The Arborist, Humpback Guo
Liu, Zong-yuan (773 A.D.-819 A.D.)
We do not know Humpback Guo's
original name. Because he was deformed, he walked bent over low like a camel
with a raised hump. Consequently, the villagers called him Humpback. After he
heard his nickname, he said, "Great! Humpback is a suitable name for me."
Therefore, he abandoned his own name and called himself Humpback.
He was born in Feng-le 1 Village, in the west part of Chang-an
City. He made a living by planting trees. In Chang-an City, fruit sellers or the
rich people who tried to beautify their garden, all competed for his service
with excellent offers. The trees he planted or transplanted all lived. They
would grow large and luxuriantly and produce more fruit earlier. Although other
arborists secretly observed him planting trees and tried to imitate his method,
still no one could equal his talents.
A man questioned Humpback about his secrets of planting trees. He replied, "I
cannot make a tree live longer and grow up. All I can do is develop a tree's
potential by acting according to the tree's nature. Thus, the roots should be
spread out and covered with old soil. Fertilizer should be distributed evenly.

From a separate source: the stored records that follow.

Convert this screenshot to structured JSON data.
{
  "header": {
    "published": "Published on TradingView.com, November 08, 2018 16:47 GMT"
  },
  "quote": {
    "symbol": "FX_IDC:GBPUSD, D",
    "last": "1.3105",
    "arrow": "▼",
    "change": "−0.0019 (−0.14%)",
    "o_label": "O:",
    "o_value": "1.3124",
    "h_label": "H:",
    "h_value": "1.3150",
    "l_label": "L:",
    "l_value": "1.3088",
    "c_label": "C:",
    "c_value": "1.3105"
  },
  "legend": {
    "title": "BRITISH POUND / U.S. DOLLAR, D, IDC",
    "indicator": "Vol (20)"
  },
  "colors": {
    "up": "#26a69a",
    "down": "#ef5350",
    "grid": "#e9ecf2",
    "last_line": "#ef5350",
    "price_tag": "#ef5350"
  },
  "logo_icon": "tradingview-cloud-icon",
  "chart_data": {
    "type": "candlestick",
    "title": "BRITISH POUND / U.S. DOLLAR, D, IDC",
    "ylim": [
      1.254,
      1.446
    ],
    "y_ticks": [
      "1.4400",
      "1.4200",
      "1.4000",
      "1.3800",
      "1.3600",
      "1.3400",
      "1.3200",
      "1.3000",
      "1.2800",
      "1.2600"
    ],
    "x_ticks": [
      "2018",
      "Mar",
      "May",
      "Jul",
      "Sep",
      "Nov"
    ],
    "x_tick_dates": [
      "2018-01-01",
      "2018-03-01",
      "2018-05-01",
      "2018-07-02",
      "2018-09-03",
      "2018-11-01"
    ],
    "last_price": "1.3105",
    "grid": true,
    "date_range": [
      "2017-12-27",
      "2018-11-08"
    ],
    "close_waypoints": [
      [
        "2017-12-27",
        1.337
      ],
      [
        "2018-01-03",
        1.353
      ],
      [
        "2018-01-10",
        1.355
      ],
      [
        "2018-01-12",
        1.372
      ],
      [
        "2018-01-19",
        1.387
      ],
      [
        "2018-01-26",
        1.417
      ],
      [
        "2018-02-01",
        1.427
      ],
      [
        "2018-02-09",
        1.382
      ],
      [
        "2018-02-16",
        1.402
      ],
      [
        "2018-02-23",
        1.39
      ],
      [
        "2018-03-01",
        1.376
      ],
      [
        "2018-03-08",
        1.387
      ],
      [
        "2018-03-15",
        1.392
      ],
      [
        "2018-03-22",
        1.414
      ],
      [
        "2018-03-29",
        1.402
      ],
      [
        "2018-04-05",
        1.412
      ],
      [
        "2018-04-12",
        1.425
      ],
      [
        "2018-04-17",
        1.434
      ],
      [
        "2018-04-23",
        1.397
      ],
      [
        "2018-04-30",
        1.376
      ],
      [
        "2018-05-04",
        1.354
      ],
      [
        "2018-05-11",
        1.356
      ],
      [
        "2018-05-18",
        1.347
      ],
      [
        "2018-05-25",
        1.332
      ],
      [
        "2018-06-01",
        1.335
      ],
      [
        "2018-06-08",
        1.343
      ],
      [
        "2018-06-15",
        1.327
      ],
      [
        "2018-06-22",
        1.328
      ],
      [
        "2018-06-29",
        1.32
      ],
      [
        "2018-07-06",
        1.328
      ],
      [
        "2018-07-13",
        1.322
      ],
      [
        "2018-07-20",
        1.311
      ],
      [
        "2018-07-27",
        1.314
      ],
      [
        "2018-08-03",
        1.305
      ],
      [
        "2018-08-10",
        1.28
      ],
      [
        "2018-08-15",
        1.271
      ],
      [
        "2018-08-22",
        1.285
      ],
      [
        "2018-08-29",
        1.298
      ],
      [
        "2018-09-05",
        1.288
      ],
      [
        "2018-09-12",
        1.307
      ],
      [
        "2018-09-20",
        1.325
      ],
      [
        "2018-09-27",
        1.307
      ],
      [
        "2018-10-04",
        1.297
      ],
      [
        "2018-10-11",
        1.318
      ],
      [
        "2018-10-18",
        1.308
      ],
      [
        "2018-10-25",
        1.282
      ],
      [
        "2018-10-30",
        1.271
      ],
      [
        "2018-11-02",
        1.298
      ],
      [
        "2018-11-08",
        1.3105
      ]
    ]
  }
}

After the tree is planted, the top soil should be packed. Then the tree should
be left alone. In other words, after I leave the tree, I do not return to look
at it. When I plant a tree, I treat it like my son. After I plant the tree, I
put it aside as if I am discarding it. Then the tree's nature is protected and
its potential can develop. All I do is help avoid stunting its growth. I do not
have the ability to make it grow tall and abundant. All I do is not hinder the
growth of its fruit. I do not have the ability to make the tree bear fruit
earlier and make the bounty more plentiful. Other arborists plant trees
differently. When they plant a tree, they bend the roots like a fist and fail to
leave old soil on the roots. When they feed the tree, they add either too much
or too little fertilizer. Even if they can correct their problems, they dote on
the tree too much and worry about it too often. They constantly watch it and
stroke it. After leaving the tree, they return and want to do something more to
it. They scratch its bark to check if the tree is alive. They shake its roots to
check if the soil is properly packed. By their interference, the spirit of the
tree is driven away. Although they claim they love the tree, they actually
damage it. Although they claim they worry about the tree, they actually act like
its enemy. Therefore, their trees do not grow as well as mine. I have no special
talent in planting trees."
The same man questioned again, "Is it possible to apply your method of
planting trees to politics?" Humpback answered, "I only know how to plant trees.
Politics is not my specialty. However, while I live in the village, I see that
the officials love to give orders. It seems that they sympathize with people's
ignorance, but the orders actually become disasters for the people. The
officials constantly come to say, 'We urge you to cultivate, encourage you to
plant, and will assist you with your harvest. You should reel silk and weave
cloth early. You should provide for your children and attend your livestock.'
They beat drums to gather people and strike wood to summon them. Even if we do
not take meals, we still cannot find enough time for ourselves simply because we
have to respond to these officials. How can we find peace and prosperity?
Therefore, we are sick and tired. Is such an interference similar to the
improper way of growing trees?"
After listening to Humpback's words, the man who had questioned him smiled
and said, "I have learned to govern people by asking about growing trees." I
wrote this story as a cautionary tale for a government.
1 In Chinese, "Feng" means "plentiful"; "le" means "happy".